The survey spoke a lesson to me. Well, not really a lesson, I suppose, but it made me immediately think: If I were a publisher, how can I harness this increased interest in reading volume? That’s the real issue: the volume.
If I were a publisher, I would start thinking about how I can increase the number of ereading devices in use because there is a clear correlation between the growth in devices and the growth in number of books read and purchased in a year. If I were a publisher, I would also start thinking about how I can open — not further close or constrict — the ebook eco system.
Publishers have learned neither the lesson of the music industry nor of their own foray into agency pricing. The absolute worst thing that can happen as ebook reading expands geometrically, is for most of that expansion to occur at Amazon. The more dependant ebookers become on the Amazon eco system, the more power Amazon will be able to exert over pricing, taking us back to where we were before agency pricing. With the Harris results in front of them, publishers should be thinking about how to combat the Amazon eco system before they can’t.
That was the lesson that the music industry didn’t learn when it didn’t combat the iTunes eco system early enough, focusing instead on the Napsters of the world.
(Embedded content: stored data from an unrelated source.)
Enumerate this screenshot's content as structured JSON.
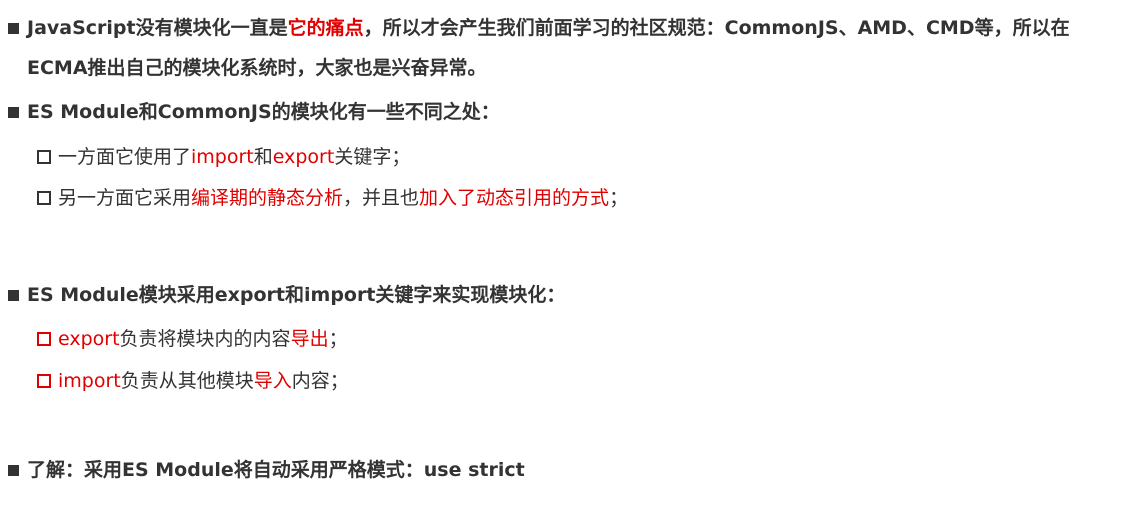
{
  "section1": {
    "line1_a": "JavaScript没有模块化一直是",
    "line1_highlight": "它的痛点",
    "line1_b": "，所以才会产生我们前面学习的社区规范：CommonJS、AMD、CMD等，所以在",
    "line2": "ECMA推出自己的模块化系统时，大家也是兴奋异常。"
  },
  "section2": {
    "heading": "ES Module和CommonJS的模块化有一些不同之处：",
    "item1": {
      "a": "一方面它使用了",
      "b": "import",
      "c": "和",
      "d": "export",
      "e": "关键字；"
    },
    "item2": {
      "a": "另一方面它采用",
      "b": "编译期的静态分析",
      "c": "，并且也",
      "d": "加入了动态引用的方式",
      "e": "；"
    }
  },
  "section3": {
    "heading": "ES Module模块采用export和import关键字来实现模块化：",
    "item1": {
      "a": "export",
      "b": "负责将模块内的内容",
      "c": "导出",
      "d": "；"
    },
    "item2": {
      "a": "import",
      "b": "负责从其他模块",
      "c": "导入",
      "d": "内容；"
    }
  },
  "section4": {
    "heading": "了解：采用ES Module将自动采用严格模式：use strict"
  },
  "colors": {
    "text": "#333333",
    "accent_red": "#e00000"
  }
}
Apple is really just a more sophisticated Napster, smart enough to throw some placating crumbs the music industry’s way. Now it is at Apple’s mercy; soon publishers will be at Amazon’s mercy, at least in the United States, which remains the largest book market.
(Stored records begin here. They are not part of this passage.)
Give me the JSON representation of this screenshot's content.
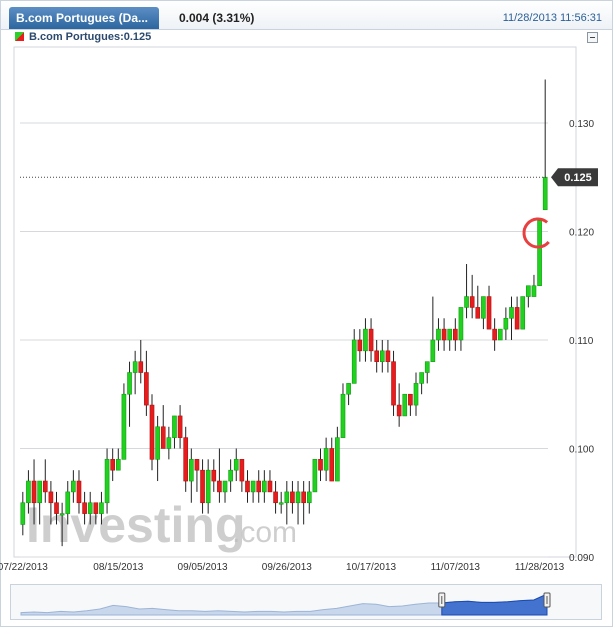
{
  "header": {
    "instrument_tab": "B.com Portugues (Da...",
    "change": "0.004 (3.31%)",
    "datetime": "11/28/2013 11:56:31",
    "legend_label": "B.com Portugues:0.125"
  },
  "watermark": {
    "brand": "Investing",
    "suffix": ".com"
  },
  "colors": {
    "up": "#1ed21e",
    "down": "#e81c1c",
    "grid": "#d5d9dd",
    "price_line": "#444444",
    "navigator": "#2c62c9"
  },
  "chart_data": {
    "type": "candlestick",
    "title": "",
    "xlabel": "",
    "ylabel": "",
    "y_axis_side": "right",
    "ylim": [
      0.09,
      0.137
    ],
    "y_ticks": [
      0.09,
      0.1,
      0.11,
      0.12,
      0.13
    ],
    "y_tick_labels": [
      "0.090",
      "0.100",
      "0.110",
      "0.120",
      "0.130"
    ],
    "last_price": 0.125,
    "last_price_label": "0.125",
    "x_tick_labels": [
      "07/22/2013",
      "08/15/2013",
      "09/05/2013",
      "09/26/2013",
      "10/17/2013",
      "11/07/2013",
      "11/28/2013"
    ],
    "x_tick_index": [
      0,
      17,
      32,
      47,
      62,
      77,
      92
    ],
    "grid": true,
    "legend": "top-left",
    "ohlc": [
      [
        0.093,
        0.096,
        0.092,
        0.095
      ],
      [
        0.095,
        0.098,
        0.094,
        0.097
      ],
      [
        0.097,
        0.099,
        0.093,
        0.095
      ],
      [
        0.095,
        0.097,
        0.093,
        0.097
      ],
      [
        0.097,
        0.099,
        0.095,
        0.096
      ],
      [
        0.096,
        0.097,
        0.093,
        0.095
      ],
      [
        0.095,
        0.096,
        0.093,
        0.094
      ],
      [
        0.094,
        0.095,
        0.091,
        0.094
      ],
      [
        0.094,
        0.097,
        0.093,
        0.096
      ],
      [
        0.096,
        0.098,
        0.095,
        0.097
      ],
      [
        0.097,
        0.098,
        0.094,
        0.095
      ],
      [
        0.095,
        0.096,
        0.093,
        0.094
      ],
      [
        0.094,
        0.096,
        0.093,
        0.095
      ],
      [
        0.095,
        0.095,
        0.093,
        0.094
      ],
      [
        0.094,
        0.096,
        0.093,
        0.095
      ],
      [
        0.095,
        0.1,
        0.094,
        0.099
      ],
      [
        0.099,
        0.1,
        0.097,
        0.098
      ],
      [
        0.098,
        0.1,
        0.098,
        0.099
      ],
      [
        0.099,
        0.106,
        0.099,
        0.105
      ],
      [
        0.105,
        0.108,
        0.102,
        0.107
      ],
      [
        0.107,
        0.109,
        0.105,
        0.108
      ],
      [
        0.108,
        0.11,
        0.106,
        0.107
      ],
      [
        0.107,
        0.109,
        0.103,
        0.104
      ],
      [
        0.104,
        0.105,
        0.098,
        0.099
      ],
      [
        0.099,
        0.103,
        0.097,
        0.102
      ],
      [
        0.102,
        0.104,
        0.1,
        0.1
      ],
      [
        0.1,
        0.102,
        0.099,
        0.101
      ],
      [
        0.101,
        0.103,
        0.1,
        0.103
      ],
      [
        0.103,
        0.104,
        0.1,
        0.101
      ],
      [
        0.101,
        0.102,
        0.096,
        0.097
      ],
      [
        0.097,
        0.1,
        0.095,
        0.099
      ],
      [
        0.099,
        0.099,
        0.096,
        0.098
      ],
      [
        0.098,
        0.099,
        0.094,
        0.095
      ],
      [
        0.095,
        0.099,
        0.094,
        0.098
      ],
      [
        0.098,
        0.099,
        0.096,
        0.097
      ],
      [
        0.097,
        0.1,
        0.095,
        0.096
      ],
      [
        0.096,
        0.097,
        0.095,
        0.097
      ],
      [
        0.097,
        0.099,
        0.096,
        0.098
      ],
      [
        0.098,
        0.1,
        0.097,
        0.099
      ],
      [
        0.099,
        0.099,
        0.096,
        0.097
      ],
      [
        0.097,
        0.098,
        0.095,
        0.096
      ],
      [
        0.096,
        0.097,
        0.095,
        0.097
      ],
      [
        0.097,
        0.098,
        0.095,
        0.096
      ],
      [
        0.096,
        0.098,
        0.095,
        0.097
      ],
      [
        0.097,
        0.098,
        0.096,
        0.096
      ],
      [
        0.096,
        0.097,
        0.094,
        0.095
      ],
      [
        0.095,
        0.096,
        0.094,
        0.095
      ],
      [
        0.095,
        0.097,
        0.093,
        0.096
      ],
      [
        0.096,
        0.097,
        0.094,
        0.095
      ],
      [
        0.095,
        0.097,
        0.093,
        0.096
      ],
      [
        0.096,
        0.097,
        0.093,
        0.095
      ],
      [
        0.095,
        0.097,
        0.094,
        0.096
      ],
      [
        0.096,
        0.099,
        0.096,
        0.099
      ],
      [
        0.099,
        0.1,
        0.097,
        0.098
      ],
      [
        0.098,
        0.101,
        0.097,
        0.1
      ],
      [
        0.1,
        0.101,
        0.097,
        0.097
      ],
      [
        0.097,
        0.102,
        0.097,
        0.101
      ],
      [
        0.101,
        0.106,
        0.101,
        0.105
      ],
      [
        0.105,
        0.106,
        0.104,
        0.106
      ],
      [
        0.106,
        0.111,
        0.106,
        0.11
      ],
      [
        0.11,
        0.111,
        0.108,
        0.109
      ],
      [
        0.109,
        0.112,
        0.108,
        0.111
      ],
      [
        0.111,
        0.112,
        0.108,
        0.109
      ],
      [
        0.109,
        0.11,
        0.107,
        0.108
      ],
      [
        0.108,
        0.11,
        0.107,
        0.109
      ],
      [
        0.109,
        0.11,
        0.107,
        0.108
      ],
      [
        0.108,
        0.109,
        0.103,
        0.104
      ],
      [
        0.104,
        0.106,
        0.102,
        0.103
      ],
      [
        0.103,
        0.105,
        0.103,
        0.105
      ],
      [
        0.105,
        0.105,
        0.103,
        0.104
      ],
      [
        0.104,
        0.107,
        0.103,
        0.106
      ],
      [
        0.106,
        0.107,
        0.105,
        0.107
      ],
      [
        0.107,
        0.108,
        0.106,
        0.108
      ],
      [
        0.108,
        0.114,
        0.108,
        0.11
      ],
      [
        0.11,
        0.112,
        0.109,
        0.111
      ],
      [
        0.111,
        0.112,
        0.109,
        0.11
      ],
      [
        0.11,
        0.111,
        0.109,
        0.111
      ],
      [
        0.111,
        0.112,
        0.109,
        0.11
      ],
      [
        0.11,
        0.113,
        0.109,
        0.113
      ],
      [
        0.113,
        0.117,
        0.112,
        0.114
      ],
      [
        0.114,
        0.116,
        0.112,
        0.113
      ],
      [
        0.113,
        0.115,
        0.112,
        0.112
      ],
      [
        0.112,
        0.114,
        0.111,
        0.114
      ],
      [
        0.114,
        0.115,
        0.111,
        0.111
      ],
      [
        0.111,
        0.112,
        0.109,
        0.11
      ],
      [
        0.11,
        0.111,
        0.11,
        0.111
      ],
      [
        0.111,
        0.113,
        0.11,
        0.112
      ],
      [
        0.112,
        0.114,
        0.11,
        0.113
      ],
      [
        0.113,
        0.114,
        0.112,
        0.111
      ],
      [
        0.111,
        0.114,
        0.111,
        0.114
      ],
      [
        0.114,
        0.115,
        0.113,
        0.115
      ],
      [
        0.114,
        0.116,
        0.114,
        0.115
      ],
      [
        0.115,
        0.121,
        0.115,
        0.121
      ],
      [
        0.122,
        0.134,
        0.122,
        0.125
      ]
    ]
  },
  "navigator": {
    "values": [
      0.094,
      0.095,
      0.094,
      0.096,
      0.095,
      0.097,
      0.1,
      0.106,
      0.104,
      0.1,
      0.101,
      0.099,
      0.097,
      0.097,
      0.096,
      0.097,
      0.096,
      0.095,
      0.096,
      0.096,
      0.095,
      0.096,
      0.096,
      0.099,
      0.101,
      0.105,
      0.109,
      0.108,
      0.104,
      0.105,
      0.108,
      0.11,
      0.11,
      0.112,
      0.113,
      0.111,
      0.111,
      0.112,
      0.114,
      0.115,
      0.125
    ]
  }
}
One thing publishers could do is agree on a standard format that every book would have to be “created” and sold in. Publishers could say that their books can only be sold in ePub format and with a standardized DRM. Doing so would best serve consumers even if it would make competition among booksellers more keen. This would probably cause some near-term drop in revenue for publishers, but in the end it would give publishers better control over the marketplace. It would also work to eliminate the possibility of one retailer becoming so dominant that it could dictate terms to the publishers.
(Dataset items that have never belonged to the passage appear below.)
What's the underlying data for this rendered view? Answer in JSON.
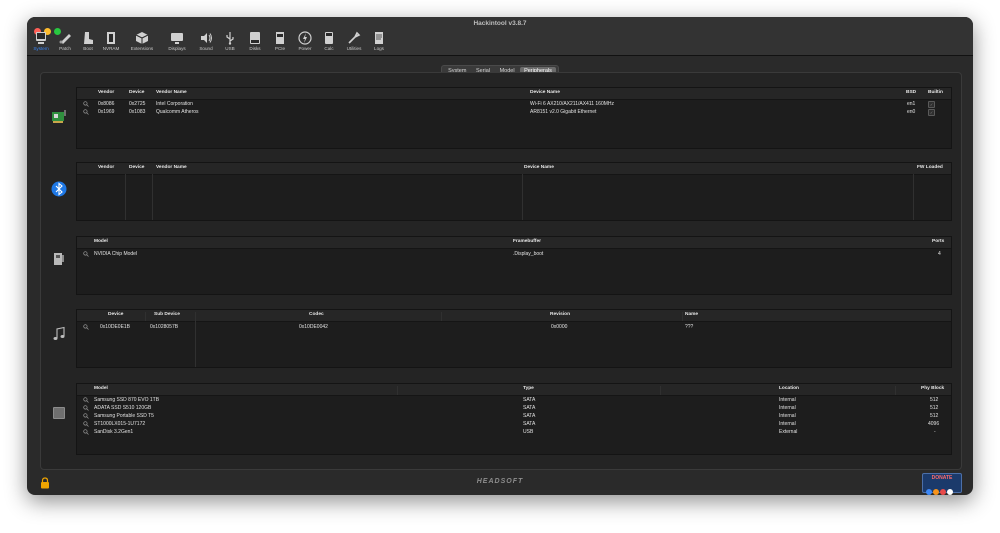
{
  "window": {
    "title": "Hackintool v3.8.7"
  },
  "toolbar": {
    "items": [
      {
        "label": "System",
        "icon": "system-icon",
        "selected": true
      },
      {
        "label": "Patch",
        "icon": "patch-icon"
      },
      {
        "label": "Boot",
        "icon": "boot-icon"
      },
      {
        "label": "NVRAM",
        "icon": "nvram-icon"
      },
      {
        "label": "Extensions",
        "icon": "extensions-icon"
      },
      {
        "label": "Displays",
        "icon": "displays-icon"
      },
      {
        "label": "Sound",
        "icon": "sound-icon"
      },
      {
        "label": "USB",
        "icon": "usb-icon"
      },
      {
        "label": "Disks",
        "icon": "disks-icon"
      },
      {
        "label": "PCIe",
        "icon": "pcie-icon"
      },
      {
        "label": "Power",
        "icon": "power-icon"
      },
      {
        "label": "Calc",
        "icon": "calc-icon"
      },
      {
        "label": "Utilities",
        "icon": "utilities-icon"
      },
      {
        "label": "Logs",
        "icon": "logs-icon"
      }
    ]
  },
  "tabs": [
    {
      "label": "System"
    },
    {
      "label": "Serial"
    },
    {
      "label": "Model"
    },
    {
      "label": "Peripherals",
      "active": true
    }
  ],
  "network": {
    "headers": {
      "vendor": "Vendor",
      "device": "Device",
      "vendor_name": "Vendor Name",
      "device_name": "Device Name",
      "bsd": "BSD",
      "builtin": "Builtin"
    },
    "rows": [
      {
        "vendor": "0x8086",
        "device": "0x2725",
        "vendor_name": "Intel Corporation",
        "device_name": "Wi-Fi 6 AX210/AX211/AX411 160MHz",
        "bsd": "en1",
        "builtin": "✓"
      },
      {
        "vendor": "0x1969",
        "device": "0x1083",
        "vendor_name": "Qualcomm Atheros",
        "device_name": "AR8151 v2.0 Gigabit Ethernet",
        "bsd": "en0",
        "builtin": "✓"
      }
    ]
  },
  "bluetooth": {
    "headers": {
      "vendor": "Vendor",
      "device": "Device",
      "vendor_name": "Vendor Name",
      "device_name": "Device Name",
      "fw_loaded": "FW Loaded"
    }
  },
  "graphics": {
    "headers": {
      "model": "Model",
      "framebuffer": "Framebuffer",
      "ports": "Ports"
    },
    "rows": [
      {
        "model": "NVIDIA Chip Model",
        "framebuffer": ".Display_boot",
        "ports": "4"
      }
    ]
  },
  "audio": {
    "headers": {
      "device": "Device",
      "sub_device": "Sub Device",
      "codec": "Codec",
      "revision": "Revision",
      "name": "Name"
    },
    "rows": [
      {
        "device": "0x10DE0E1B",
        "sub_device": "0x1028057B",
        "codec": "0x10DE0042",
        "revision": "0x0000",
        "name": "???"
      }
    ]
  },
  "storage": {
    "headers": {
      "model": "Model",
      "type": "Type",
      "location": "Location",
      "phy_block": "Phy Block"
    },
    "rows": [
      {
        "model": "Samsung SSD 870 EVO 1TB",
        "type": "SATA",
        "location": "Internal",
        "phy_block": "512"
      },
      {
        "model": "ADATA SSD S510 120GB",
        "type": "SATA",
        "location": "Internal",
        "phy_block": "512"
      },
      {
        "model": "Samsung Portable SSD T5",
        "type": "SATA",
        "location": "Internal",
        "phy_block": "512"
      },
      {
        "model": "ST1000LX015-1U7172",
        "type": "SATA",
        "location": "Internal",
        "phy_block": "4096"
      },
      {
        "model": "SanDisk 3.2Gen1",
        "type": "USB",
        "location": "External",
        "phy_block": "-"
      }
    ]
  },
  "footer": {
    "brand": "HEADSOFT",
    "donate_label": "DONATE"
  },
  "colors": {
    "accent": "#3b87f7",
    "close": "#ff5f57",
    "minimize": "#febc2e",
    "zoom": "#28c840"
  }
}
If every reading device was able to read a particular book, consumers wouldn’t care where they bought the book unless there was a price differential. The Stephen King bought from Amazon is no different, content-wise, from the same title bought from Barnes & Noble.
Publishers need to demonstrate some gumption and adopt such an approach while they still can. As Amazon and B&N grow their own publishing services, they will be able to feed their own eco systems. At some point, authors will care more about being in the right eco system than about being with a traditional publisher. When that point is reached, Amazon wins and the publishers lose — game over!
From a consumer perspective, the sad thing is that Amazon holds all the cards because it is willing to lose money today to rake it in tomorrow, whereas publishers are so conservative and turtlesque, the value of the cards they do hold decreases by the minute. Consumers would be significantly better off with a standardized format and DRM than the current system, just as was the case when the Betamax vs. VHS war ended with a single standard.
And the time for publishers to act is now before the growth of ebook devices and ebook purchasing stabilizes. The more mature the market and the more a single vendor owns a large portion of the mature market, the more difficult it is to make changes.
But then, perhaps the real intent of publishers is simply to rollover for Amazon and hope for the best. I guess we’ll know the answer in the not-too-distant future.